C’est utile tous les jours et ancré dans le quotidien.

Illustration

Illustration de François Cointe

On parle de pensée informatique pour montrer que l’on ne souhaite pas uniquement initier à la programmation, mais permettre de prendre du recul par rapport au numérique, positionner l’apprentissage de l’informatique comme une compétence pluridisciplinaire, pour aider à former des citoyens éclairés et aussi partager une culture scientifique et technique.

La pensée informatique et la culture informatique ne se situent pas dans le même registre. La pensée informatique, c’est de l’ordre méthodologique ; on adopte un mode de pensée pour résoudre des problèmes, concevoir des systèmes. La culture informatique ne se situe pas seulement sur le plan des objets ou de la méthodologie ; elle induit des changements significatifs tant sociaux (habitudes, comportements…), juridiques (identité, travail…), qu’éthiques ou imaginaires.

Les professionnels de l’information, des médiateurs scientifiques en puissance ?
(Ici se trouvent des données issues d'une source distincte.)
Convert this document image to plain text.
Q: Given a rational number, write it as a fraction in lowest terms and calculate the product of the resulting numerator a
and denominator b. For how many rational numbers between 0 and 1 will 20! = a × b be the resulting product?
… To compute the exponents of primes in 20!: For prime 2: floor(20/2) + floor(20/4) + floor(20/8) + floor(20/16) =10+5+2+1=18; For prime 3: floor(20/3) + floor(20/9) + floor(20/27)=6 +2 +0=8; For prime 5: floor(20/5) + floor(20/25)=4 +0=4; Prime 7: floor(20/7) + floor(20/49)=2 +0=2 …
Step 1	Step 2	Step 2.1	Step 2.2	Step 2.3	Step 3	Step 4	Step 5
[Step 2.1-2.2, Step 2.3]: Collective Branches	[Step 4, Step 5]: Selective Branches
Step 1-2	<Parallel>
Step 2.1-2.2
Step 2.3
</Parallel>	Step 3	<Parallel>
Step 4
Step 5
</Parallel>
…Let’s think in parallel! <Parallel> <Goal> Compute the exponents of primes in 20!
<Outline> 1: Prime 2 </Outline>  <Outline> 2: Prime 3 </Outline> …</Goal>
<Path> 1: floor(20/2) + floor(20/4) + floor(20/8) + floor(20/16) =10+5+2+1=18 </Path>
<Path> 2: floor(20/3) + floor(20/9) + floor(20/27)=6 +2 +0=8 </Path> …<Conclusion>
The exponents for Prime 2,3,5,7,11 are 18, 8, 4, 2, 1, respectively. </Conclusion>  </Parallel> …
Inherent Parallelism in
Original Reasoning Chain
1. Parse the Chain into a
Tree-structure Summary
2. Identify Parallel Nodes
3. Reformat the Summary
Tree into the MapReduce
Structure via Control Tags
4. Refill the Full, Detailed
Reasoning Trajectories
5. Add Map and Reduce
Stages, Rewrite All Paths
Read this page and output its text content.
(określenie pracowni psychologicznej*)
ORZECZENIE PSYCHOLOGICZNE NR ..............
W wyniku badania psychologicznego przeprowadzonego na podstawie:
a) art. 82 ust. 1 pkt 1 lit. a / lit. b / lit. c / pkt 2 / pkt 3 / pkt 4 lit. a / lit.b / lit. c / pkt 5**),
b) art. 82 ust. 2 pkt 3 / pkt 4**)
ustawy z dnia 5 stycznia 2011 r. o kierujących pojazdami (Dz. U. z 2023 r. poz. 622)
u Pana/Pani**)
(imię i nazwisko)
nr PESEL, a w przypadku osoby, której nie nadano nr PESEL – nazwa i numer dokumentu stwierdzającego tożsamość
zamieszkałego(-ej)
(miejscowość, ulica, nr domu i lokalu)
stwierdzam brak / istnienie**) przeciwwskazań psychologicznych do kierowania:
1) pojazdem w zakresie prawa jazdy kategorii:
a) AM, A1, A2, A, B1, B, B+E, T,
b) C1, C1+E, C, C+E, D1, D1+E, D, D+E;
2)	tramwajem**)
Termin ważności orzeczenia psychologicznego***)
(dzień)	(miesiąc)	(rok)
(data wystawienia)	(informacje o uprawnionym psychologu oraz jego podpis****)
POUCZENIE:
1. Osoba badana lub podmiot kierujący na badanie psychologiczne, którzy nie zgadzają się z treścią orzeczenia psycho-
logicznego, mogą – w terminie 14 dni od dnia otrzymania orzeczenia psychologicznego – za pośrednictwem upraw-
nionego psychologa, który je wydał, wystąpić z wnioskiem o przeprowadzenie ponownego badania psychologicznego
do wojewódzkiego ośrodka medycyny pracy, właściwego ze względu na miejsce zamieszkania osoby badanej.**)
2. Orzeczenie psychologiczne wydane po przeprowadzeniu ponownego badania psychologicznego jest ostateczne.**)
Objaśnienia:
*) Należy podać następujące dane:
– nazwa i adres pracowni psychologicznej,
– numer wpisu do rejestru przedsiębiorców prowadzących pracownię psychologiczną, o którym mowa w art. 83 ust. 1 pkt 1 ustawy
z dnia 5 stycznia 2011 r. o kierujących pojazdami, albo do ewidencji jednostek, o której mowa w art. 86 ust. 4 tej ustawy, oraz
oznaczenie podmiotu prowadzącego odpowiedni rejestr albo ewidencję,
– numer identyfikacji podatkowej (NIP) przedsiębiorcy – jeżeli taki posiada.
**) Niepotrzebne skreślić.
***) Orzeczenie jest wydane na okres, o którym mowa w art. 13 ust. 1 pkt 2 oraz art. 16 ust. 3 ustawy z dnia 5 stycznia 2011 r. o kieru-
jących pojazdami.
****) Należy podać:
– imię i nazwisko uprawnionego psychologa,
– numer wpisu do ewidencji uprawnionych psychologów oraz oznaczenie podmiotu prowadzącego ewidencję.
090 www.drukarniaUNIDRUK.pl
La médiation scientifique, une synergie entre différents acteurs

La médiation scientifique, c’est l’affaire des scientifiques, des chargés de médiation, des communicants : ceux qui font la science et ceux qui ont appris à aider à la présenter vers les différents publics. Et les médiateurs de l’information ? Nous, documentalistes, connaissons bien ce rôle de médiation. Cette position entre l’information et les usagers est dans notre ADN : trouver la bonne information au bon moment, mettre en place des outils pour faciliter l’accès à l’information, organiser cette information pour mieux la partager, la rendre accessible et faire savoir. Documentation primaire, documentation secondaire pour participer à la création et à la diffusion de biens communs en gardant comme objectif et valeur la science ouverte. Les documentalistes sont entré.es dans le cercle de la médiation scientifique à l’Inria depuis un certain temps déjà ; la médiation scientifique, c’est pour nous une vraie action collaborative avec les scientifiques et tous les collègues support, qu’ils ou elles soient chargé.es de médiation scientifique, informaticien.nes, ingénieur.es pédagogiques, etc.

Notre métier de professionnels de l’information est un atout

Quelle valeur ajoutée pouvons-nous apporter ? Nous avons rejoint le réseau de médiation scientifique Inria à la demande des collègues de ce réseau, essentiellement pour notre apport en ingénierie documentaire. Nous n’étions pas les premières ; d’autres avant nous avaient tracé le chemin. Notre fiche de poste de 2014 indiquait notamment : « [...] apporte ses compétences d’ingénierie documentaire aux actions de médiation scientifique, à la construction et au fonctionnement des contenus à destination des publics cibles. » Ces missions sont au cœur de notre métier.

Par ailleurs, nous nous sommes rendu compte que les scientifiques que nous côtoyons via les actions de médiation scientifique sont les collègues que nous connaissons bien et qui nous connaissent également par nos actions documentaires. Ce sont des collègues avec qui nous avons déjà discuté de leur thématique de recherche. La « doc » fait partie de leur paysage, un lien s’est tissé ou se tisse naturellement entre eux et nous les documentalistes ; il y a un accord tacite de confiance. Cela nous permet de les contacter très simplement pour qu’ils puissent apporter leur expertise sur une question, pour demander de l’aide pour décrypter un sujet, pour participer à un projet de médiation…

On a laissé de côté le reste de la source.